Paulo Ghiraldelli Jr.*
Nossa
imprensa é mais ideológica que informativa, se comparada com a imprensa
de outras democracias ocidentais. A razão disso é que, por questões
culturais e educacionais, carecemos de um grande público leitor de
jornais e revistas. Um grande público naturalmente busca informações
sobre negócios, serviços, oportunidades e entretenimento, mas não temos
isso e, então, nossa mídia fica refém de um público menor, mais
escolarizado e muito preocupado em se mostrar para si mesmo como
“crítico”. A maneira que esse grupo busca se diferenciar do que chama de
“o povo” ou “o povão” (“a patuléia”, dizia-se no passado), é exatamente
por meio da detenção de uma visão politizada de quase tudo,
identificando as visões dos que seriam os não leitores como “ingênua”.
Esse público divide-se facilmente em esquerda e direita.
Como a questão não é ser filosoficamente crítico
e, sim, dar a impressão para outros e para si mesmo que se é crítico,
então, o caminho é ampliar ao máximo a politização, de modo a marcar
posição para tudo, antecipadamente, o que é facilmente confundido com
“inteligência” e “crítica”. Isso é feito à esquerda e à direita.

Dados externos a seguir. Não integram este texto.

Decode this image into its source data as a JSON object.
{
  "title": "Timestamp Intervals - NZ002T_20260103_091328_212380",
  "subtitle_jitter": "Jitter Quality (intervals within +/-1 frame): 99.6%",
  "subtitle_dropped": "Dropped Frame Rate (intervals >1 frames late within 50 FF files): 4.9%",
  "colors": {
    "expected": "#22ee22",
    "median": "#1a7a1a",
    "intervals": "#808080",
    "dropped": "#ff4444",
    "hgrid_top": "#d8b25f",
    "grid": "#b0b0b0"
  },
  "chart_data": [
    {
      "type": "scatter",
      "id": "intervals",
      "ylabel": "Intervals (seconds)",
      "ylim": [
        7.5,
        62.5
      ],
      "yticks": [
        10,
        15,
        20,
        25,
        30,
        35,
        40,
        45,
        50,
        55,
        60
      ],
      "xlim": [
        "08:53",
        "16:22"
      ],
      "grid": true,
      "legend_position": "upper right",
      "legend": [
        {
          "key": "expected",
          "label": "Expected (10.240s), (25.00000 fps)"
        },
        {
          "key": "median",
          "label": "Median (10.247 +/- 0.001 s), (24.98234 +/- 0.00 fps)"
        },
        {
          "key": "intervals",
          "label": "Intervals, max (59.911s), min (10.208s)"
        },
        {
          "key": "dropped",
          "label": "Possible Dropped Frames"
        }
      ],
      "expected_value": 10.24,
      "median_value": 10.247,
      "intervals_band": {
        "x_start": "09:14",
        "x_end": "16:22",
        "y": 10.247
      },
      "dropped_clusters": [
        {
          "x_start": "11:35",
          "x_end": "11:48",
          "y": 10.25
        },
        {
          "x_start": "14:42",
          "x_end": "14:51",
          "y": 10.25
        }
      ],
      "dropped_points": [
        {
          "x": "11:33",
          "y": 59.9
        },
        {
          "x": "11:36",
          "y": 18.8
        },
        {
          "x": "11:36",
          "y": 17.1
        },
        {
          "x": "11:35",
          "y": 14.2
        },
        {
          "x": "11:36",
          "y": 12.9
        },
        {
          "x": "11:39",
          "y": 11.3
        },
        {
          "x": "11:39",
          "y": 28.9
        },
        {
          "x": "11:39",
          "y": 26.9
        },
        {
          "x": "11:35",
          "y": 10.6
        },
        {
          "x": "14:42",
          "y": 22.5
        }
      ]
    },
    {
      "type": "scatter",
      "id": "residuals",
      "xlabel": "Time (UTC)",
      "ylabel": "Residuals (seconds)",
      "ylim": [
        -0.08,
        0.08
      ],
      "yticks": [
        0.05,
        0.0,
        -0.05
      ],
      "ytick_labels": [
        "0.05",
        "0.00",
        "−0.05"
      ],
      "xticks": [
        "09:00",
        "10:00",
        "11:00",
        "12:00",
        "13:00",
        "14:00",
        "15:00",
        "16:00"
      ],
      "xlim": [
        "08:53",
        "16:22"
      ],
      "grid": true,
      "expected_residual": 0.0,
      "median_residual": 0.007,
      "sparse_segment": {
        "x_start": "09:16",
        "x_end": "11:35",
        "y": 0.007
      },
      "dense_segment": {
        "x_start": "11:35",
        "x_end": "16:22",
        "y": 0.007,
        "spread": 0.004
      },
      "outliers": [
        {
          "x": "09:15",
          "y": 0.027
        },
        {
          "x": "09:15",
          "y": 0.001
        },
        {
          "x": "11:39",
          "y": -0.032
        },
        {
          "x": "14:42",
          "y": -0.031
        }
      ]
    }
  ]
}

Jornalistas saem na frente fazendo isso, produzindo notícias com clara
tendência ideológica. Depois, alguns professores universitários aderem,
produzindo comentários ideológicos. Enfim, a população leitora se divide
em esquerda e direita, realimentado sempre as mesmas posições e
interpretações do que ocorre, independente da mudança de rumos da vida
social e política.
Isso explica bem nossas revistas, em especial a Veja e a Carta Capital ou a Isto é.
Os partidos e governos não precisaram cooptá-las, bastou que eles
existissem para que elas mesmas se oferecessem para cumprir funções
partidárias de tal modo exageradas que, às vezes, até mesmo os políticos
que são beneficiados se envergonham das manchetes. E isso explica,
também, os comentaristas políticos que nunca emitem opinião que não seja
sempre a mesma. Por exemplo, nunca se vê o jornalista Neumanne Pinto
conseguir tirar algo de bom de qualquer governo do PT ou das esquerdas.

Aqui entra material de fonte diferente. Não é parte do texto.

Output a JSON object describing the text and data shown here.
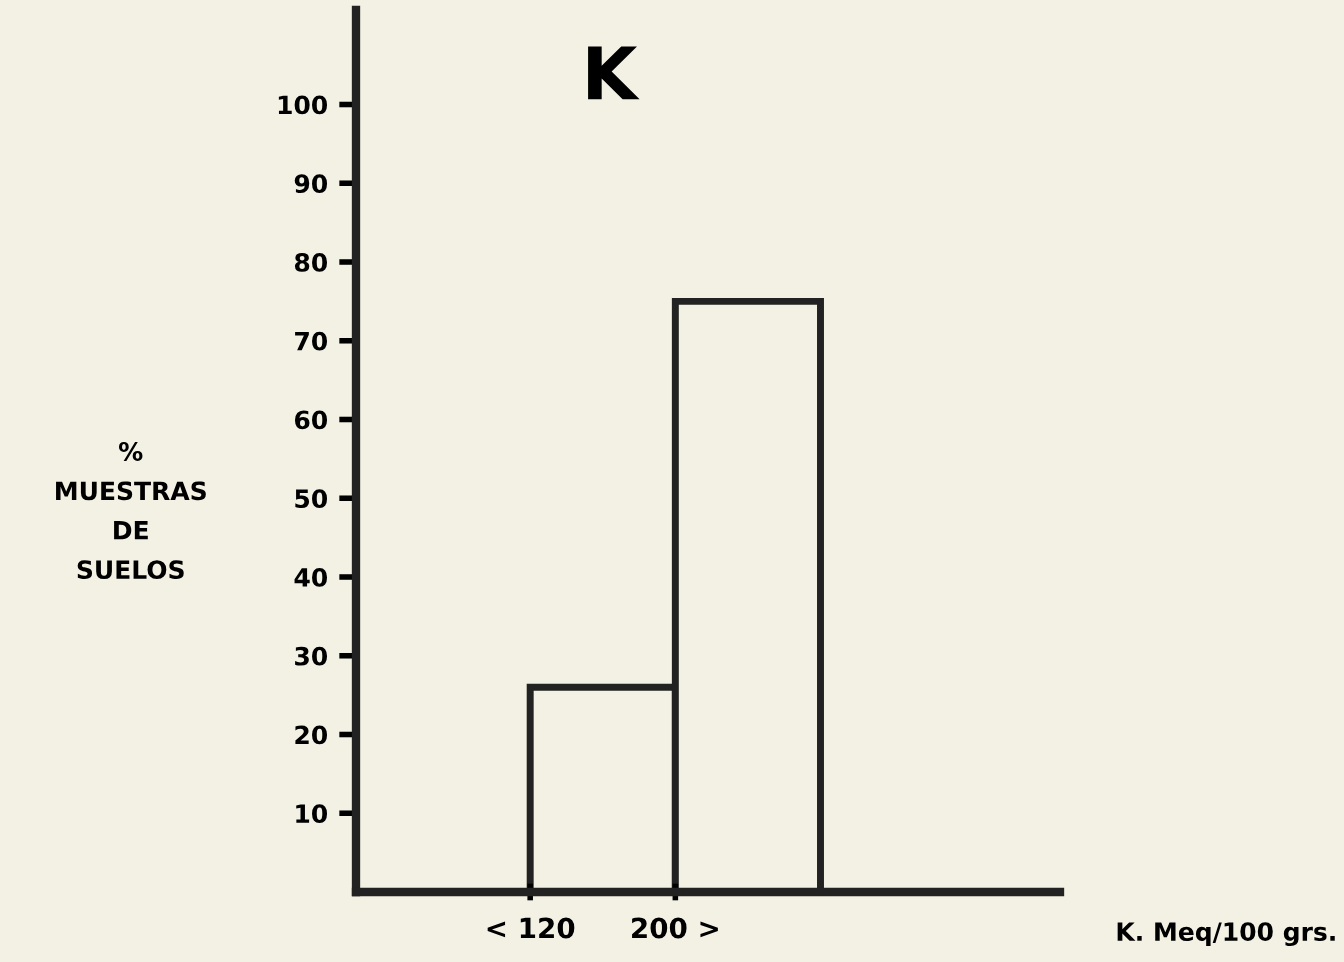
{
  "chart_data": {
    "type": "bar",
    "title": "K",
    "ylabel": "%\nMUESTRAS\nDE\nSUELOS",
    "annotations": [
      "K. Meq/100 grs."
    ],
    "categories": [
      "< 120",
      "200 >"
    ],
    "values": [
      26,
      75
    ],
    "color": "#f3f1e4",
    "ylim": [
      0,
      112
    ],
    "yticks": [
      10,
      20,
      30,
      40,
      50,
      60,
      70,
      80,
      90,
      100
    ],
    "grid": false
  }
}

Nunca se vê o professor Emir Sader fazer outra coisa senão a apologia de
um esquerdismo que beira o fanatismo. Poderia citar aqui uma lista de
outros que agem assim, de lado a lado. E poderia citar os casos em que
isso se dá por vínculos financeiros. Há jornalista na Veja que é
“de direita”, mas que é mais de direita à medida que o PSDB lhe dá
chances na vida que outros não lhe dariam. Na esquerda, há o caso
descabelado do Nassif, que é empregado do governo (com uma empresa que
ganha contratos de serviços a preço altíssimo, sem licitação!), e que
produz jornalismo marrom, ou seja, cria fatos a favor do governo, contra
a oposição, e defende o governo do PT mesmo em projetos malucos. O
público leitor segue essas visões, de um lado e de outro, cegamente, e
aderem à politização extremada.
Ora, um público assim, obviamente, não
chega a lugar algum. Tudo que um lado faz, eu aplaudo, sem nunca
questionar algo simples: como podem as pessoas desse lado político estar
sempre certas, e o outro lado sempre errado? Essa pergunta fácil,
simples, é evitada. Porque se sou esse tipo de crítico, nesse caso, meu
papel é sempre mostrar que o outro está escondendo algo, mentindo,
fazendo “algo por trás”, e que, estando eu do lado que estou, posso
facilmente ver tudo que o outro não mostra – e o mais importante, ver
tudo que o “ingênuo”, o “povão”, não consegue ver. É uma posição
extremamente infantil esta, e decorre do excesso de politização, cuja
conseqüência é o partidarismo exacerbado. Lê-se, portanto, não para
saber o que ocorre, mas para saber o que ocorre já segundo uma visão
(não raro mentirosa) que se deve endossar e, então, propagandear. Pois
aquele que se quer mostrar crítico, inteligente, também acha importante
levar “a boa nova” para o outro, tirando o outro da ingenuidade, ou
então, “dando pau” no adversário, que está “equivocado” ou porque é “de
direita” ou “de esquerda” – sempre o lado contrário do qual o “crítico”
está.
Por essa razão, nossa classe média, que é
para quem as revistas e os jornais são feitos, às vezes disserta sobre o
Brasil de um modo que, se pensarmos um pouco, não é nada melhor do que
poderiam fazer os que nada lêem. Surge entre nós algo impossível de
encontrarmos em outros países no grau aqui manifestado: quanto mais
encontramos leitores que acompanham a mídia, menos temos chances de
encontrar gente com opinião efetivamente útil, capaz de nos dar
parâmetros para as contingências da vida.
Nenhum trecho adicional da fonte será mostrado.